Charlotte smiled to hear the audience titter at Beatrice’s girlish horror. Ashbrook had risen up and shaken his head, as directed, causing Beatrice to shriek. He was not enjoying himself, Charlotte was sure, for Ashbrook detested anyone laughing at him. It hadn’t taken Charlotte long to learn he was not a fellow to make merry with, other than on his own terms, for he liked to think his humour sophisticated and urbane.
Little children did not amuse him at all.
Charlotte looked down at her sober garb.
Ashbrook was a sensual man with a stronger sexual drive than she had supposed.

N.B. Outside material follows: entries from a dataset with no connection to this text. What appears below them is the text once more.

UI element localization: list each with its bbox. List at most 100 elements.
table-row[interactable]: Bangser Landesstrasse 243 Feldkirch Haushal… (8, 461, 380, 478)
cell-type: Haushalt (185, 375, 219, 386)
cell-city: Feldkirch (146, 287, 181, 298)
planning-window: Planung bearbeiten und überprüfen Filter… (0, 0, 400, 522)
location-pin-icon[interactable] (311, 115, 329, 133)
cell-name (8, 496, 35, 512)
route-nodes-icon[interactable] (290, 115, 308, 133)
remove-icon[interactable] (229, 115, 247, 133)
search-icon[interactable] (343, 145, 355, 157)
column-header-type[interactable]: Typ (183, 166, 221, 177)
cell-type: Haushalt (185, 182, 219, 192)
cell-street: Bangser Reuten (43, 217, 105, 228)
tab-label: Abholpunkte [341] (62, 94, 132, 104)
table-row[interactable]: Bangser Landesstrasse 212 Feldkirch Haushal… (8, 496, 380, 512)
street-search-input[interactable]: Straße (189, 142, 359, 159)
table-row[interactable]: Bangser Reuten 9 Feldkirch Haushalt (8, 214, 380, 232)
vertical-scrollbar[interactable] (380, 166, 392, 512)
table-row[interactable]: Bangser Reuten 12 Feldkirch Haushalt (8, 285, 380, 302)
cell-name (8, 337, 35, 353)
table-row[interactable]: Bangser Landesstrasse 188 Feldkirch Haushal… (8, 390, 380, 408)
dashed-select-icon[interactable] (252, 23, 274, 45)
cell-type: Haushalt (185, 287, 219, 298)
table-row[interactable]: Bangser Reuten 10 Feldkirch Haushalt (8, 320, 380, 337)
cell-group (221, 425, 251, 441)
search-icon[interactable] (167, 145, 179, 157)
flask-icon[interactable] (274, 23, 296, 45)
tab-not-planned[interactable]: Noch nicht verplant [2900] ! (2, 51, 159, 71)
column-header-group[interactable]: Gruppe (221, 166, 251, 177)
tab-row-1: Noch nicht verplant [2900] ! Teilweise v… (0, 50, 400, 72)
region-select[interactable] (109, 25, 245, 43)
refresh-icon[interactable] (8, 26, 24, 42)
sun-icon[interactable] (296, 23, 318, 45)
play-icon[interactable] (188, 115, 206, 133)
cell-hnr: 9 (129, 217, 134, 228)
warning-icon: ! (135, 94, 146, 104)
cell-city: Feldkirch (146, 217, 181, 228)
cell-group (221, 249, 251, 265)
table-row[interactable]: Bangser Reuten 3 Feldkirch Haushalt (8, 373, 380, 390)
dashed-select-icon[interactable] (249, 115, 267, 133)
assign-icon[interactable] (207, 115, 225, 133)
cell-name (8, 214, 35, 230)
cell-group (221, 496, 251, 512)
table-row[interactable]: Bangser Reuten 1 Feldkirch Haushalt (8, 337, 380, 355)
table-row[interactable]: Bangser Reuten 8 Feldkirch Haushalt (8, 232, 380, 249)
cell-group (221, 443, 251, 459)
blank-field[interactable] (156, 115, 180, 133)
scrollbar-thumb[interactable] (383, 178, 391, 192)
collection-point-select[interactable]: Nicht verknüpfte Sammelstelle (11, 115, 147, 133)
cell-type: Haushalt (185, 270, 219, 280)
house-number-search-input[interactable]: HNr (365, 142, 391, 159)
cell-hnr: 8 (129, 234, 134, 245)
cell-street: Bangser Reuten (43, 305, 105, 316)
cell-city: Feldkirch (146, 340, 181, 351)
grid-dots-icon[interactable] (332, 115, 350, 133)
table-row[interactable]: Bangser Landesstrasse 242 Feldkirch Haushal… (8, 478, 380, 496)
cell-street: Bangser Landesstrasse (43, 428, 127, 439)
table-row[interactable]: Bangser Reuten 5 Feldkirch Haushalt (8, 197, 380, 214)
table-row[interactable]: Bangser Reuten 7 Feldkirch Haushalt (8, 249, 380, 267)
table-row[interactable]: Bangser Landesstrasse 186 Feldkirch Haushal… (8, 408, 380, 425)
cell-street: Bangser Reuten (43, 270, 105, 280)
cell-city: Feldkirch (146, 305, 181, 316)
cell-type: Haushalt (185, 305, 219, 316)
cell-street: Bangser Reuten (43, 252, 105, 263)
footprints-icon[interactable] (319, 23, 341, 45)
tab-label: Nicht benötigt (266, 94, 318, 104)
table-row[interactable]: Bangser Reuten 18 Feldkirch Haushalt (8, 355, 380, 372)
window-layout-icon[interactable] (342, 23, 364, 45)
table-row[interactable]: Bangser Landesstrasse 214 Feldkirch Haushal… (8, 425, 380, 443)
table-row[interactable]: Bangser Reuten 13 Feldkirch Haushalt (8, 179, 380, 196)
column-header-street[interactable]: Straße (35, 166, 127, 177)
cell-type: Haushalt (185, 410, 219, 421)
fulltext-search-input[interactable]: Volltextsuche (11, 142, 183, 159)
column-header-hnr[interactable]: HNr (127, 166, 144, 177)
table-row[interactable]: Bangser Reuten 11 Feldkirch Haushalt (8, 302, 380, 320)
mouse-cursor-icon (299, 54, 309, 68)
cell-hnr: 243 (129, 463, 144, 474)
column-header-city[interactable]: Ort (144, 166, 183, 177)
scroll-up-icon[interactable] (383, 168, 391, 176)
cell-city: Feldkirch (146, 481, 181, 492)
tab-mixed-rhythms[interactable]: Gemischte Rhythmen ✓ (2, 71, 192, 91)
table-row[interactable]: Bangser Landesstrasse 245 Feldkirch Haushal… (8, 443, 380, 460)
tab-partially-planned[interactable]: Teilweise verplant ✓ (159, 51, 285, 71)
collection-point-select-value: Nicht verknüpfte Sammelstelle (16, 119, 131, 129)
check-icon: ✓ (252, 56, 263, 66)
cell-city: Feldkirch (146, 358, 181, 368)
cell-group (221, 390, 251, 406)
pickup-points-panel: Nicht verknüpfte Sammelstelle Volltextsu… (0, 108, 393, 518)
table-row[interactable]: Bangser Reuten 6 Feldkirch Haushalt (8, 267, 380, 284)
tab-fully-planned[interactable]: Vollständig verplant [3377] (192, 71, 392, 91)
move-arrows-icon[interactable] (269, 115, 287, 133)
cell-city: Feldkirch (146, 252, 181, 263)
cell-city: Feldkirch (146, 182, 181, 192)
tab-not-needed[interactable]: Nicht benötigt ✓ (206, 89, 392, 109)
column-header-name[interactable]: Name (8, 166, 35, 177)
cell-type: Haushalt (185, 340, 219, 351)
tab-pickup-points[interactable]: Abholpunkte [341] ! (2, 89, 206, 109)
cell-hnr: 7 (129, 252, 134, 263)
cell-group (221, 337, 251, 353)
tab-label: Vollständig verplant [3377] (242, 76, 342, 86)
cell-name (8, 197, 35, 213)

An irony that she should be playing a nun—she, who’d been branded a scarlet woman for the number of husbands she’d had, and whose reputation had been shredded for the false allegation Busselton had pinned on her.
She might as well have been a nun for all the bedroom sport she’d enjoyed during her lifetime. Busselton was the man she’d lived with longest, yet he’d only bedded her for a month before jealousy had turned him against her.
“And Grandmother! What big eyes you have!”
The audience laughed once more, and Beatrice responded as a true thespian, hugging herself in pretended fear.
What role would the nun play? Charlotte wondered. What words would she have to say? If all Charlotte was good for was a bit-part playing a passing nun, then Ashbrook was well cast as the villainous wolf, she thought with amusement. It would have been wrong to have had Alexander in that role.
No, he deserved to play the hero for he was, without a doubt, the most heroic of them all. And the most handsome.
And the kindest.
A painful, churning feeling needled her. Ashbrook was not interested in pandering to the desires of others. Yes, he’d been kind enough to buy Beatrice her new dress, but…
She bit her lip. He’d done it to please Charlotte, not Beatrice, of course.
Before her mind could go too far down this ominous path, she became aware that the music had taken on a darker tone, foreshadowing what was to come.
Beatrice was now cowering by the cottage door, and Charlotte was again astonished by how well her little girl remembered her lines. Beatrice acted her part as if she’d practiced all night, knowing exactly when to ask questions and when to deliver the required almighty shriek as she realized that the wolf had eaten her grandmother.